Two samples are viewed under the same microscope at 400× with the same stain. Sample A (a drop from a fish tank) shows many tiny oval units with clear membranes. Sample B (a drop of cooking oil) shows round droplets that merge together; no membranes or internal structures are visible. Classification must be based on evidence. Which evidence supports classifying Sample B as nonliving?
Sample B is nonliving because it is shiny and smooth on the surface.
Sample B is nonliving because it is used for cooking, which is a human function.
Sample B is nonliving because it moves when the slide is tilted, and living things do not move like that.
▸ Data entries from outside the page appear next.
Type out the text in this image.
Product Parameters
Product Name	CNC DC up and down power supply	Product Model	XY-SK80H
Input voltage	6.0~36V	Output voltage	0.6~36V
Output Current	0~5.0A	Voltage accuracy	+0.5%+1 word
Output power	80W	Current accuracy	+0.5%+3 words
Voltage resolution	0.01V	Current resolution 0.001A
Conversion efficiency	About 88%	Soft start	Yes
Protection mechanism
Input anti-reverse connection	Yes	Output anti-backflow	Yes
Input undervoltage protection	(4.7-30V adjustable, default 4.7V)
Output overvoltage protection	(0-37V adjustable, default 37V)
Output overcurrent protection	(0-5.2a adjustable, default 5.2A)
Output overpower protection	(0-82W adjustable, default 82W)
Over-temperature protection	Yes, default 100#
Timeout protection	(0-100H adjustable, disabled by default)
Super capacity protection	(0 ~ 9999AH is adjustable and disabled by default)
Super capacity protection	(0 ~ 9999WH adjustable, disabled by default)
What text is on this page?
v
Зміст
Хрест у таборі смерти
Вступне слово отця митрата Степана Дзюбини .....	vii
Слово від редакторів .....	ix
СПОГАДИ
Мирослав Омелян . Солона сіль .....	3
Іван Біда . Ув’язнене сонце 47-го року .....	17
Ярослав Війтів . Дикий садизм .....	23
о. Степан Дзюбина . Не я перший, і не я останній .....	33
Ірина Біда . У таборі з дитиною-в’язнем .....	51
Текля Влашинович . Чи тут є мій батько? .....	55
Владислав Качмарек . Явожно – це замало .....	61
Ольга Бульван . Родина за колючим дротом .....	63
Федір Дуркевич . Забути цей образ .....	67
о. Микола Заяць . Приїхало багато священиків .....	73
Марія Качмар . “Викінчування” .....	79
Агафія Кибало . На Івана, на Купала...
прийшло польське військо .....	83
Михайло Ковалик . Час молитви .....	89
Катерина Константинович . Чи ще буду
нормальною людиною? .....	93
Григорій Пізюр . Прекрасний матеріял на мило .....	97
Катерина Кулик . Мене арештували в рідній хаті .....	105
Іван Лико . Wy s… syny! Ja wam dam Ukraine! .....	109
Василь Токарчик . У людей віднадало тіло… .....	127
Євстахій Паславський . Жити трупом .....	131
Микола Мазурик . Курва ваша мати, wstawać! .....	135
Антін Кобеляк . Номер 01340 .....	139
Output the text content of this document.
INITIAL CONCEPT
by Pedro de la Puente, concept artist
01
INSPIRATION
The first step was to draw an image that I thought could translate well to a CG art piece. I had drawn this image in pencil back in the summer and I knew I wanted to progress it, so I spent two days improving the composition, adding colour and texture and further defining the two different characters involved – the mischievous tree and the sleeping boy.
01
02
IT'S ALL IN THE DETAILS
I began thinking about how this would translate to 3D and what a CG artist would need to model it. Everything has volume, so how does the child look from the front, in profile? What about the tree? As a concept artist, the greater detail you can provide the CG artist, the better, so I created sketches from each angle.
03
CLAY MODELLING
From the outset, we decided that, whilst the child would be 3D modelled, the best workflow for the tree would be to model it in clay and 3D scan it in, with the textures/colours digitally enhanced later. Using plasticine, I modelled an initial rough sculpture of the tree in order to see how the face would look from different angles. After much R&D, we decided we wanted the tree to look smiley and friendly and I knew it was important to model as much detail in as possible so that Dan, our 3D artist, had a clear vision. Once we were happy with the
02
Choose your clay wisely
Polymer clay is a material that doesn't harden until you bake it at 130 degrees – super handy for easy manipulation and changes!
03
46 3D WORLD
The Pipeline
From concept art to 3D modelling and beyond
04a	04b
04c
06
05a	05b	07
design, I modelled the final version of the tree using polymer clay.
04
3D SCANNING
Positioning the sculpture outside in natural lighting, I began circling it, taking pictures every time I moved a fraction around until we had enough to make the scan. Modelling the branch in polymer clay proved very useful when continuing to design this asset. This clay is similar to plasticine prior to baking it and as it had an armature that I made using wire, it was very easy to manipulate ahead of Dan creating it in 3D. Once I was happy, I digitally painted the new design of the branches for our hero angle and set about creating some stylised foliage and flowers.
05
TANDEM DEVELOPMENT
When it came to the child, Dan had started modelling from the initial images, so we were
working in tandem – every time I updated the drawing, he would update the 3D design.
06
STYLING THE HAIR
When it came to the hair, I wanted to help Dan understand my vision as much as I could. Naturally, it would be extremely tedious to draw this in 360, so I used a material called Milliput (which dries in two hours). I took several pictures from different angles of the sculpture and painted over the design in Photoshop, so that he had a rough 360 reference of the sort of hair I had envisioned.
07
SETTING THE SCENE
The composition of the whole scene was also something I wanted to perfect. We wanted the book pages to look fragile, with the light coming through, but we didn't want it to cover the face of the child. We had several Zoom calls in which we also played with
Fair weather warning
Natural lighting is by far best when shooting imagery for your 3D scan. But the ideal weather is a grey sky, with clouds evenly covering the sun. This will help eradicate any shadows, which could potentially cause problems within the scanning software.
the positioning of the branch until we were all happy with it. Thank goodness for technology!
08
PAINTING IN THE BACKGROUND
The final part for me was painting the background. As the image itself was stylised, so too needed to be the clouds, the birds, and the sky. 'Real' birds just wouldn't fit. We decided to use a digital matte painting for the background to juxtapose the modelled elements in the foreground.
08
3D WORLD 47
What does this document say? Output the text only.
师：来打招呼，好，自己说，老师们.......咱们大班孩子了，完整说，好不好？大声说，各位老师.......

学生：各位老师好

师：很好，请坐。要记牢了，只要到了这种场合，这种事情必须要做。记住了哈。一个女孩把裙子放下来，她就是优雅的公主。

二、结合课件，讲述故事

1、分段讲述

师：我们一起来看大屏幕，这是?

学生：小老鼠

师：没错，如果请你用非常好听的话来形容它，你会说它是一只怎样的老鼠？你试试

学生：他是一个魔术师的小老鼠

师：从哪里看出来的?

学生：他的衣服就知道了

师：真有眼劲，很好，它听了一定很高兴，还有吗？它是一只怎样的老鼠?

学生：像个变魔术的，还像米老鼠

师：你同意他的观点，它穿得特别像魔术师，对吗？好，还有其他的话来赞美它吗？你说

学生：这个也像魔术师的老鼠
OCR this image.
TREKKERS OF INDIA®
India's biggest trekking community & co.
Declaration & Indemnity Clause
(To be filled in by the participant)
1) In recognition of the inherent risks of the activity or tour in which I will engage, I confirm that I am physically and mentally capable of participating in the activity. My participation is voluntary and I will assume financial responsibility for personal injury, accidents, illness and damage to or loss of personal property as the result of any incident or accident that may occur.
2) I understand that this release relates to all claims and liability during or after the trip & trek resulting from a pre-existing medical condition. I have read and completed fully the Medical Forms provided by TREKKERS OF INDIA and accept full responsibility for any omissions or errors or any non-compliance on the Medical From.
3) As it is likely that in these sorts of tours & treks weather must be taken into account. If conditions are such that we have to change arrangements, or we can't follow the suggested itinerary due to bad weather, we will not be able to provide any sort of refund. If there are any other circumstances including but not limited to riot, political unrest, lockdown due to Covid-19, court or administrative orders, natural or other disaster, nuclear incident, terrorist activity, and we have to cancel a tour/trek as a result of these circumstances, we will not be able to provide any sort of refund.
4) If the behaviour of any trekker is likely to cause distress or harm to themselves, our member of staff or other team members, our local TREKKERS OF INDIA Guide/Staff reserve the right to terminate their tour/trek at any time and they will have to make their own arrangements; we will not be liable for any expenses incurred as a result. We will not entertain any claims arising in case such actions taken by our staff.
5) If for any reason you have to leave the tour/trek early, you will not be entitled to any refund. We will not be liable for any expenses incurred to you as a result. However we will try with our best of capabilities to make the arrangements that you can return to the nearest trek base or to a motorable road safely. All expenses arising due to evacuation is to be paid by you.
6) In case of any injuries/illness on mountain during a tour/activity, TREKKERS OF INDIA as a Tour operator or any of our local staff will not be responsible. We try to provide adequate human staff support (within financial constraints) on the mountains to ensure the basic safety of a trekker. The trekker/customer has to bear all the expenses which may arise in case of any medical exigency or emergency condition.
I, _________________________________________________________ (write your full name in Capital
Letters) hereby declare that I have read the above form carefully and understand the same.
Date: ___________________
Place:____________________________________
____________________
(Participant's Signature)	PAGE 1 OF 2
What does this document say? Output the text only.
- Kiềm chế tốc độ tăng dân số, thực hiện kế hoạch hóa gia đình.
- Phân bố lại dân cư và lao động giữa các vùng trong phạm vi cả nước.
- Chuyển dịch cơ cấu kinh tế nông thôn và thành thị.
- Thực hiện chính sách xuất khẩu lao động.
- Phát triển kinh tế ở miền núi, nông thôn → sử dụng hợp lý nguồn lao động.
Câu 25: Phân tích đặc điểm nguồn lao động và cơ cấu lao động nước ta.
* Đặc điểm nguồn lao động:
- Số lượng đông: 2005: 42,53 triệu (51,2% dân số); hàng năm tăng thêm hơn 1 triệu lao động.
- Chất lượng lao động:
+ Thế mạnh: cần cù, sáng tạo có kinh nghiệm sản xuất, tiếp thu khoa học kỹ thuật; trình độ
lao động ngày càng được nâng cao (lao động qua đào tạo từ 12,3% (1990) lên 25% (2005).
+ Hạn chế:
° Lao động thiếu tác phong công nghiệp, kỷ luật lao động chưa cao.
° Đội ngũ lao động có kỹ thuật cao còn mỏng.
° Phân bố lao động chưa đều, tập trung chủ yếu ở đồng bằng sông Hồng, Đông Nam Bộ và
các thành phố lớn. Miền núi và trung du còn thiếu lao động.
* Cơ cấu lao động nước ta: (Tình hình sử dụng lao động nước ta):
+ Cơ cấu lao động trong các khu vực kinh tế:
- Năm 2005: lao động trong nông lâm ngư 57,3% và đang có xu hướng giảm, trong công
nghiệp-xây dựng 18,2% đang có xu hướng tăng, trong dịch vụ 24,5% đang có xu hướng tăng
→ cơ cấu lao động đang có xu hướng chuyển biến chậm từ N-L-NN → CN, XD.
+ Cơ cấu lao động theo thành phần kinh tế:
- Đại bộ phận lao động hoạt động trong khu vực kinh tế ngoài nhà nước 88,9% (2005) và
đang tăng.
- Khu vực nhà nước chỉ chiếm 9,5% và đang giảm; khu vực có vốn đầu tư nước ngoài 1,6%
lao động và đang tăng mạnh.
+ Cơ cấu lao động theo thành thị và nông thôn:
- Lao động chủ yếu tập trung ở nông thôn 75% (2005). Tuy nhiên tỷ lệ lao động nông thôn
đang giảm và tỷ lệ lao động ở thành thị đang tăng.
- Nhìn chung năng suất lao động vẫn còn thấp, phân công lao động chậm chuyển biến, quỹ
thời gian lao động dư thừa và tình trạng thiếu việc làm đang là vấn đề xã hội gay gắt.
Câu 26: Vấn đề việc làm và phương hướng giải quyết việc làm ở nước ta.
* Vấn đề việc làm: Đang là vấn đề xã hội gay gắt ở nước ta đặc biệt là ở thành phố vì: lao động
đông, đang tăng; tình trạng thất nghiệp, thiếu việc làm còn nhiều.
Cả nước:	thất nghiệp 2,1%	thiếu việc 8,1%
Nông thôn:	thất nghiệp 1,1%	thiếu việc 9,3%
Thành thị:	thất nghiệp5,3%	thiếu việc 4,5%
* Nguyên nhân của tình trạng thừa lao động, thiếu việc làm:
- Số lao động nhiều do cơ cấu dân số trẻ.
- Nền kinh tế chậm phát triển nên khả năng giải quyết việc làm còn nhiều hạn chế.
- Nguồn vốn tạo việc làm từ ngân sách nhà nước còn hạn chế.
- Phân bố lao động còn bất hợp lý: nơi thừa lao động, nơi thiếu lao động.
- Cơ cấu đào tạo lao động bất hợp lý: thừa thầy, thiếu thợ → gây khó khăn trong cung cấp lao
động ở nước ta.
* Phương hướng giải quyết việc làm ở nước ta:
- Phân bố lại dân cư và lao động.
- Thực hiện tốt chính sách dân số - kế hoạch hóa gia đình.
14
Sample B is nonliving because it shows droplets without cellular structures under the same viewing conditions.
Explanation
The core skill in life science is distinguishing living from nonliving things by examining evidence of cellular structure under a microscope. Living things are composed of one or more cells, which are the basic units of life containing membranes and internal components. Models and microscope images show cellular organization as oval units with membranes, like in aquarium water. To check if a sample is living, compare it to known cellular structures and ensure observations are made under identical microscope conditions to avoid bias. A common misconception is that merging droplets or movement indicate life, but oil lacks cellular structures. In general, the presence of cells is the most reliable evidence for classifying something as living. Without cellular structures, as in oil, a sample is nonliving regardless of its appearance or origin.